Europe divided on aid to Greece before summit
By Erik Kirschbaum, Reuters
21 March 2010
European leaders sent out conflicting signals at the weekend over aid to Greece, with Germany’s Angela Merkel urging Athens to solve its debt problems alone and Italy’s Silvio Berlusconi strongly backing EU support.
The comments were the latest sign of divisions within the 16-nation euro zone over whether and how best to provide financial help to Greece, whose struggles to cope with soaring debt and deficits have plunged the currency bloc into the deepest crisis of its 11-year existence.
Chancellor Merkel, who faces a state election in May, is keenly aware that the German electorate overwhelmingly opposes a bailout for Greece and has hardened her line against the EU making a concrete pledge of financial support.
That stance pits her against Brussels and major European partners, who favor strong action to end a speculative assault on Greek assets that has deepened the country’s woes by pushing up its cost of borrowing to more than twice that of Germany’s.
Speaking on Deutschlandfunk radio, Merkel denied Greece had any “acute financial needs” and rejected suggestions by European Commission President Jose Manuel Barroso that EU leaders agree a standby aid package for Athens at a summit this week.
“I don’t see that Greece needs money at the moment and the Greek government has confirmed that. That’s why I’d urge us not to stir up turbulence in the markets by raising false expectations for Thursday’s council meeting,” Merkel said, referring to the March 25-26 summit.
“Aid will not be on the agenda at the meeting on Thursday because Greece says itself it doesn’t need help right now.”
Barroso responded in German daily Handelsblatt, saying the EU urgently needed to resolve the Greece problem “regardless of the political agenda in member states.”
“Securing the stability of the currency union is in Germany’s interest,” Barroso said in an interview to appear on Monday. “I’m sure Germany will make a constructive contribution to resolving the current crisis.”

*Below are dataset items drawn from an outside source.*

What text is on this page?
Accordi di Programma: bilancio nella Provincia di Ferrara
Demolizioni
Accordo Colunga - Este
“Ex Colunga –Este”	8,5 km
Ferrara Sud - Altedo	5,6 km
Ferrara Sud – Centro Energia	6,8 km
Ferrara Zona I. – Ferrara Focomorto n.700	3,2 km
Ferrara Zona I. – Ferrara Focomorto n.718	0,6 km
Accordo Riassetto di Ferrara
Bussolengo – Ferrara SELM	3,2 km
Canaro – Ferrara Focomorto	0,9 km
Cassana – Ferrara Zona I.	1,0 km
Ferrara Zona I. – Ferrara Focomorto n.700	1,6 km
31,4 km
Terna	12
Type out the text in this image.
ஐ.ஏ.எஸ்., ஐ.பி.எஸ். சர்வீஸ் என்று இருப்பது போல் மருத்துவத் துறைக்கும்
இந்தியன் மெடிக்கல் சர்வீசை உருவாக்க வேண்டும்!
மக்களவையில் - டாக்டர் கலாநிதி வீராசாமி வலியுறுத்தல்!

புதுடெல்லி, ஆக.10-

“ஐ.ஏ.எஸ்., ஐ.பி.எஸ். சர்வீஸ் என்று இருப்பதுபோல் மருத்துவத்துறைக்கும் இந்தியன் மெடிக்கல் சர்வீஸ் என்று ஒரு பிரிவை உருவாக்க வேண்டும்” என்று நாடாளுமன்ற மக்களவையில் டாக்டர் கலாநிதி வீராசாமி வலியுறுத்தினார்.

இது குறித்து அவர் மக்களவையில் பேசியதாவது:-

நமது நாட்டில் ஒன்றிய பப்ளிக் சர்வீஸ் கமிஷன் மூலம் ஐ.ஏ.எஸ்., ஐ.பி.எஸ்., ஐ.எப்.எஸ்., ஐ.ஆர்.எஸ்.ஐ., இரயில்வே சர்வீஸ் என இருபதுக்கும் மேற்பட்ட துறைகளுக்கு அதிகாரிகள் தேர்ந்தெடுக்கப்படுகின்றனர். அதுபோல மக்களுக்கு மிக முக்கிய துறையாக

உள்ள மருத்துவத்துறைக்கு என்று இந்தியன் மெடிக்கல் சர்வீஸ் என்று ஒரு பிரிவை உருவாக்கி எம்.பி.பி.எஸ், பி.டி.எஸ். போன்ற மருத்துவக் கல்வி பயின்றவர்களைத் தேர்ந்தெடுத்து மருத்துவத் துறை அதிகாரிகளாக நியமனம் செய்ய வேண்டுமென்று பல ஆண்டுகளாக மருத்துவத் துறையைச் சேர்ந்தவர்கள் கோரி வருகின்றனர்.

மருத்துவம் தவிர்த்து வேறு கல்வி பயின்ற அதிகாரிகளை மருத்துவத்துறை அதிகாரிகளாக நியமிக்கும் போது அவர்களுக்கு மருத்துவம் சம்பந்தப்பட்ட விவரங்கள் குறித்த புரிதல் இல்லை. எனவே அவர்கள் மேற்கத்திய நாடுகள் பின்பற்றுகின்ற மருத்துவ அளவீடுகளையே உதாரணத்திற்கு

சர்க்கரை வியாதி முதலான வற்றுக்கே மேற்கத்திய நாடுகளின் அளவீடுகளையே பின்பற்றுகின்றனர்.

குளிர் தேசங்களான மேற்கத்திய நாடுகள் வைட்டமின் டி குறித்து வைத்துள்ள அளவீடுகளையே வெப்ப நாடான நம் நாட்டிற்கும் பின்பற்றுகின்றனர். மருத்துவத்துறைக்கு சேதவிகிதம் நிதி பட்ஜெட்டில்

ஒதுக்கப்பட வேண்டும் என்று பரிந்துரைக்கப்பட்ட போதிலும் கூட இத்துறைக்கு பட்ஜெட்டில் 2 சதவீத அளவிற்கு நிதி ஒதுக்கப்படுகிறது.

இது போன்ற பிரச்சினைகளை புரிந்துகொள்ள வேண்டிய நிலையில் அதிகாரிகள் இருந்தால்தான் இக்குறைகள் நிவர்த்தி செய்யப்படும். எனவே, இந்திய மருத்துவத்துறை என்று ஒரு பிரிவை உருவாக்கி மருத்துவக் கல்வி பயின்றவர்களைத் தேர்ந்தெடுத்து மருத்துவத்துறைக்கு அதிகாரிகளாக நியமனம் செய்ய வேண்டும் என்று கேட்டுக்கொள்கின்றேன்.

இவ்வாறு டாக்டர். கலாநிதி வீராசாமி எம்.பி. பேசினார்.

Italian Prime Minister Berlusconi, whose own country has long been considered one of the weak links in the euro zone, told Reuters at an election rally in Bologna on Sunday that he was “absolutely in favor” of the EU providing aid to Greece.
He later hardened his stance, saying the European Union had “no reason to exist” if its members were not ready to help a crisis-hit euro zone country.
Italy’s debt-to-GDP ratio is similar to that of Greece. It is projected to hit 117 percent this year, compared to the 120 percent level forecast for Greece, although Rome has managed to keep a lid on its budget deficit and has weathered the financial crisis better than others in Europe.
EURO FALLS, SPREADS WIDEN
Uncertainty over European support for its weakest link pushed the euro as low as $1.3502 on Friday, its weakest level in over two weeks.
The spread between Greek bond yields and those of German benchmark issues ended the week at 325 basis points, the highest level in nearly three weeks.
Some members of the euro zone believe the bloc itself should help Greece sort out its problems, but others, including Germany, are not ruling out a role for the International Monetary Fund .
Germany is worried direct aid could set a dangerous precedent for other euro zone members in financial difficulty. It is also concerned such support could be challenged in the country’s Constitutional Court because EU rules expressly forbid a bailout of a single currency member by its euro zone partners.
Until now, Greece has not formally asked fellow members of the currency bloc for funds, keen to see if its austerity plans restore confidence in its finances, precluding the need for aid.
But Prime Minister George Papandreou warned on Friday that his country was “one step from being unable to borrow.”
Unicredit economist Marco Annunziata said in a research note that with debt redemptions looming in April and May, Greece would likely require aid pledges soon from either the EU or IMF.
DITHERING AND BICKERING
“Greece has made it clear that it does not want to keep borrowing at current spreads after having announced a major fiscal package — and most importantly, it probably wants to avoid the risk of spreads blowing out further as we get closer to the April redemptions, at which stage help would need to be provided in a true crisis response mode,” he said.
“There is no shame in calling in the IMF, indeed it is the most efficient solution. The shame is having failed to ensure fiscal discipline and then spent months dithering and bickering on how to react — this will likely prove to be a further blow to the euro.”
Angel Gurria, secretary general of the Organization for Economic Cooperation and Development, told a Greek newspaper on Sunday that joint EU and IMF support would be the best solution to the country’s debt woes.
“I consider the best way is a combination of support, funding and guarantees,” he told Kathimerini. “In this combination I see the IMF as well.”
German President Horst Koehler, a former head of the IMF, said it was time to start “thinking the unthinkable” and setting up an insolvency mechanism for nations that are unable to manage their debts.
“We need an orderly insolvency process not only for companies but also for nations,” he told German magazine Focus, without naming specific countries.